# Usar tiristor como diodo.



## poppez (Sep 24, 2008)

Alomejor es una pregunta un poco tonta.

Tengo un puente rectificador totalmente controlado, con tiristores.
El caso es que por un problema no puedo utilizar mis circuitos de disparo y quiero saber si hay alguna forma sencilla de conectarlos para que se disparen a 0º y funcionen como diodos.

Conectando la compuerta al ánodo con una resistencia o algo así...


----------



## Eduardo (Sep 24, 2008)

Eso, una resistencia de valor bajo (menor de 100ohm) entre anodo y compuerta.

Lo que si, es imposible dispararlos de esa forma a 0° porque no tenes tension entre A-K , para hacerlo necesitarias inyectarle corriente al gate y eso ya seria otro circuito de disparo.


----------



## poppez (Sep 24, 2008)

pero un poquito por encima de 0º si me dispararía no?


----------



## Eduardo (Sep 24, 2008)

Depende de la tension con que alimentas el puente.
Si trabajas rectificando 230V no hay problemas, si la caida necesaria para producir el disparo fuera 10V  (en general es Ig = 25-50mA para un disparo seguro con tiristores comunes) --> el angulo seria menor de 2°.
Si estas rectificando una tension baja como 12V, ya tenes que poner una resistencia menor de 10ohms.
El sentido de esa resistencia es limitar la corriente de compuerta durante la conexion.
Pero si a la salida estas filtrando con capacitores y en consecuencia vas a tener en catodo un valor de continua, el angulo puede llegar a ser mucho mayor.


Me comi un detalle.
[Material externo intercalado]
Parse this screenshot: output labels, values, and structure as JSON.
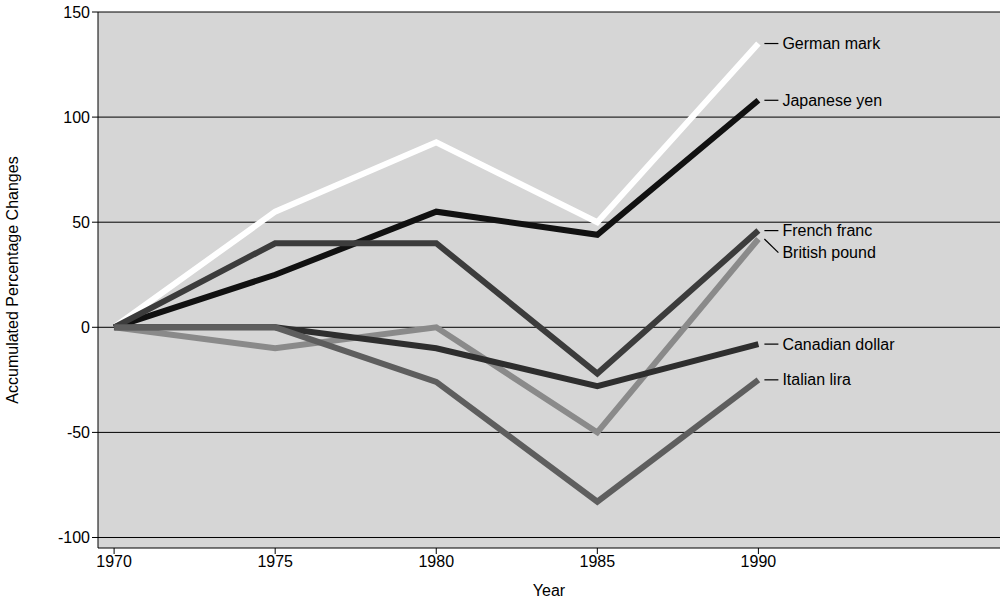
{
  "chart_data": {
    "type": "line",
    "x": [
      1970,
      1975,
      1980,
      1985,
      1990
    ],
    "xlim": [
      1969.5,
      1997.5
    ],
    "xticks": [
      1970,
      1975,
      1980,
      1985,
      1990
    ],
    "ylim": [
      -105,
      150
    ],
    "yticks": [
      -100,
      -50,
      0,
      50,
      100,
      150
    ],
    "x_label": "Year",
    "y_label": "Accumulated Percentage Changes",
    "grid": true,
    "series": [
      {
        "name": "German mark",
        "color": "#ffffff",
        "values": [
          0,
          55,
          88,
          50,
          135
        ]
      },
      {
        "name": "Japanese yen",
        "color": "#111111",
        "values": [
          0,
          25,
          55,
          44,
          108
        ]
      },
      {
        "name": "French franc",
        "color": "#3c3c3c",
        "values": [
          0,
          40,
          40,
          -22,
          46
        ]
      },
      {
        "name": "British pound",
        "color": "#8a8a8a",
        "values": [
          0,
          -10,
          0,
          -50,
          42
        ]
      },
      {
        "name": "Canadian dollar",
        "color": "#2e2e2e",
        "values": [
          0,
          0,
          -10,
          -28,
          -8
        ]
      },
      {
        "name": "Italian lira",
        "color": "#5e5e5e",
        "values": [
          0,
          0,
          -26,
          -83,
          -25
        ]
      }
    ]
  }
}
Con solo una resistencia eso no va porque se quema durante el semiciclo negativo --> hay que agregar unos diodos y opcionalemente una resistencia para no dejar flotando la compuerta (ver imagen)


----------



## poppez (Sep 24, 2008)

Gracias por la aclaración
Sería para una red de 660V entre fases, así que no problem por la resistencia.


Esos diodos auxiliares serían de baja potencia verdad? Algo tipo 1N4007 para que me aguante la tensión inversa.

Haré un ensayo en monofásico y a ver que tal resulta el invento. ;-)


----------



## Eduardo (Sep 24, 2008)

660V entre fases?   Te queda corto el 1N4007.

660V entre fases significa 1140V entre lineas y 1600V de valor pico.

Como son tensiones altas podrias pasarte de la corriente de pico que soporta la compuerta durante el transitorio de conexion --> buscate en el datasheet de esos tiristores cuanto es la corriente de pico maxima que soporta  y con eso dimensiona la resistencia.


----------



## poppez (Sep 24, 2008)

Me expliqué mal, quise decir 660V fase-fase, o sea 660V de linea.

3 fases de 380V cada fase. Creo que el 1N4007 llega


----------



## mballa (Oct 8, 2008)

Hola gente:
Ya que estan con este tema, necesito me ayuden con este circuito retificador controlado.
Lo que hace es ser alimentado con 3 fases que varian de 20 a 60 volts y entrega 12 volt dc.
El tema esta en que lo simule con el multisim 10, y anda perfecto, pero cuando lo llevo a la practica
no me regula los 12 volt dc, que alimentan las baterias.
No encuentro que puede ser, si alguien me puede dar una mano se lo agradeceria.
Un abrazo


----------